The crux of the film’s failure lies within the fact that Taylor expects us to sympathise, at least to a slight degree, with the anti-hero-cum-antagonist “Ma”, aka Sue Ann (Octavia Spencer). A middle-aged, lonely, often bullied woman, she befriends a group of 16 year-olds (led by Diana Silvers’ Maggie, little more than a post-millenial take on the final girl trope) who’re looking for a place to drink without fear of arrest. They quickly become close friends – eerie enough. Friendship, however, becomes obsession for Sue Ann. Taylor tries to frame this as a yearning for the childhood she lost to traumatic bullying, depicted through oddly placed flashbacks, but you simply can’t identify with a character who objectifies, sexually assaults, and tortures young teenagers.
If there’s anything entertaining about Ma it stems from Octavia Spencer’s role commitment, manifesting through her deranged micro-expressions and creepy line deliveries. But an actor’s commitment can only carry a film so far.

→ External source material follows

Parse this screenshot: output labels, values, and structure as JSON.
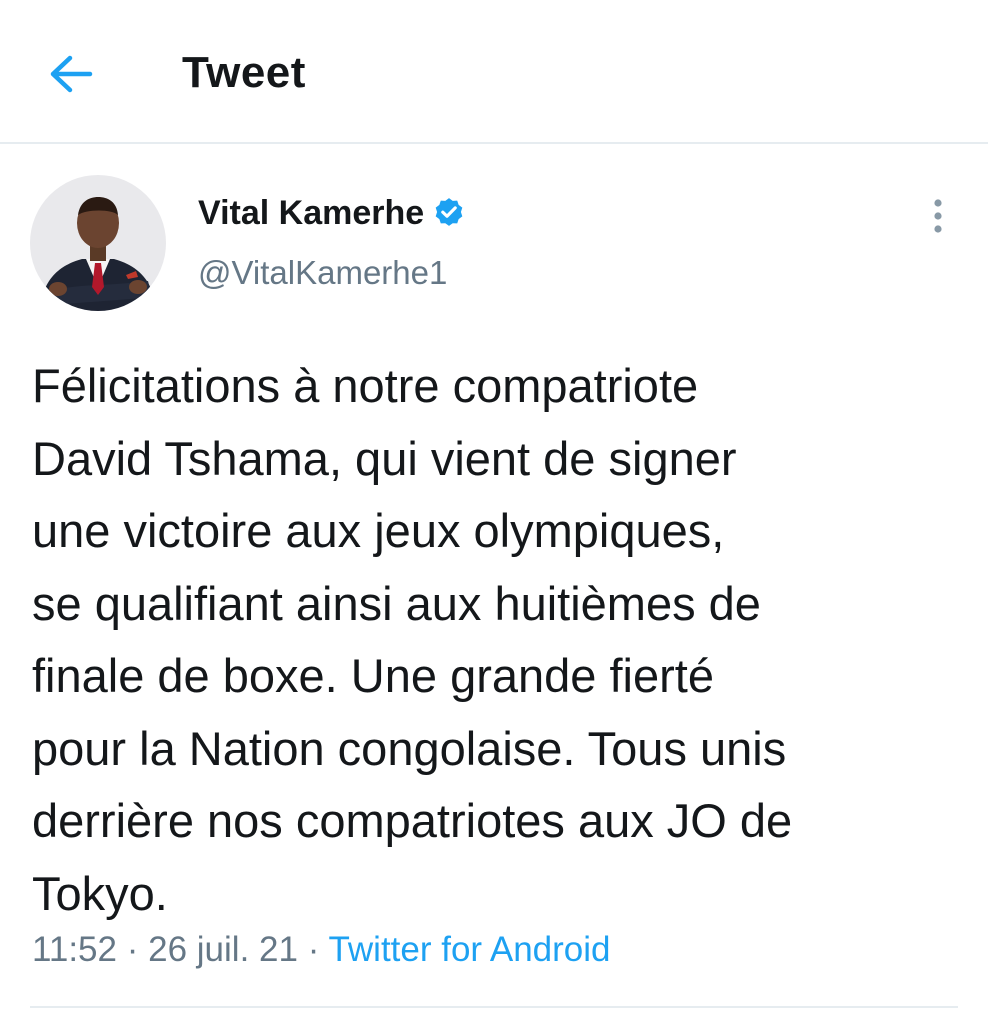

For the most part, Spencer’s effort is undermined by Ma‘s wildly inconsistent tone, one-dimensional character writing, and a terribly paced finale of cringeworthy body horror, a sequence which feels like an entirely different film in itself. Sorry, Ma – you’ll have to drink alone.

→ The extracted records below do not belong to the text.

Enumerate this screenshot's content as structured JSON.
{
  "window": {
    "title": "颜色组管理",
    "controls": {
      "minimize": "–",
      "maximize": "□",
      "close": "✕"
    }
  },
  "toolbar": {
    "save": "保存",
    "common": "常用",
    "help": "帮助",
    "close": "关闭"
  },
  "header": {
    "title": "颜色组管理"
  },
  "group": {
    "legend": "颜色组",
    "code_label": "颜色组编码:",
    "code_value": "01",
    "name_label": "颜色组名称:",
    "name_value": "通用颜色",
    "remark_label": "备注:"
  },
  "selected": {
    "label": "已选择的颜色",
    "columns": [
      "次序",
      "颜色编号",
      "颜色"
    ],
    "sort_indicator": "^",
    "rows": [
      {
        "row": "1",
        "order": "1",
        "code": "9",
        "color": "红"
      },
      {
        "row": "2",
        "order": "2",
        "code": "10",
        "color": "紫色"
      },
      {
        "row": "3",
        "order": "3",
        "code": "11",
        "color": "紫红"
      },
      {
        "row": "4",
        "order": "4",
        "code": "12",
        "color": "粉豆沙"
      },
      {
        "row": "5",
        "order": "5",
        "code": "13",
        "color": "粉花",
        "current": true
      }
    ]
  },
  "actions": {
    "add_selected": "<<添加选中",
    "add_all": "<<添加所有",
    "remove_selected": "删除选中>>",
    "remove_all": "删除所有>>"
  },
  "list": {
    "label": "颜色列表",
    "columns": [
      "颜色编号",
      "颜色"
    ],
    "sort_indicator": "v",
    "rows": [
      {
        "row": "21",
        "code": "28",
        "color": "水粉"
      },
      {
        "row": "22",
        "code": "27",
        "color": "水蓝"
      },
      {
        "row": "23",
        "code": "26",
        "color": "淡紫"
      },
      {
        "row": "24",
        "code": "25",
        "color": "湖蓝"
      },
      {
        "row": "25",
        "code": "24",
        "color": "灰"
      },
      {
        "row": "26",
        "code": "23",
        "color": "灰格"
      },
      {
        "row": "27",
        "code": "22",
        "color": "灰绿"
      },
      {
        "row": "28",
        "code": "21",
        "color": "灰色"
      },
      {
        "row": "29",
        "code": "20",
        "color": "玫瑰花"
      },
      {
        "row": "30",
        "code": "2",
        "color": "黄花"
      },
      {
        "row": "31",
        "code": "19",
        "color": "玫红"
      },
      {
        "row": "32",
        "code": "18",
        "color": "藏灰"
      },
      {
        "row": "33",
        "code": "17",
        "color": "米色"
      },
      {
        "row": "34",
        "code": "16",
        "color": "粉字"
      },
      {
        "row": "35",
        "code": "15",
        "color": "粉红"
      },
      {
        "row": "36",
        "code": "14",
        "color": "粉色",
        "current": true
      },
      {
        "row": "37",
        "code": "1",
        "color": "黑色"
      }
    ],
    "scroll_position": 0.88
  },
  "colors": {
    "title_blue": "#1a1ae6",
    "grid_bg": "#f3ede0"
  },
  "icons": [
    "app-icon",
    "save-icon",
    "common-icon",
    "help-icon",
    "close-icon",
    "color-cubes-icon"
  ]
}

CAST: Octavia Spencer, Diana Silvers, Juliette Lewis, Allison Janey, McKaley Miller, Corey Fogelmanis
DIRECTOR: Tate Taylor
WRITER: Scotty Landes
SYNOPSIS: A lonely woman befriends a group of teenagers and decides to let them party at her house. Just when the kids think their luck couldn’t get any better, things start happening that make them question the intention of their host.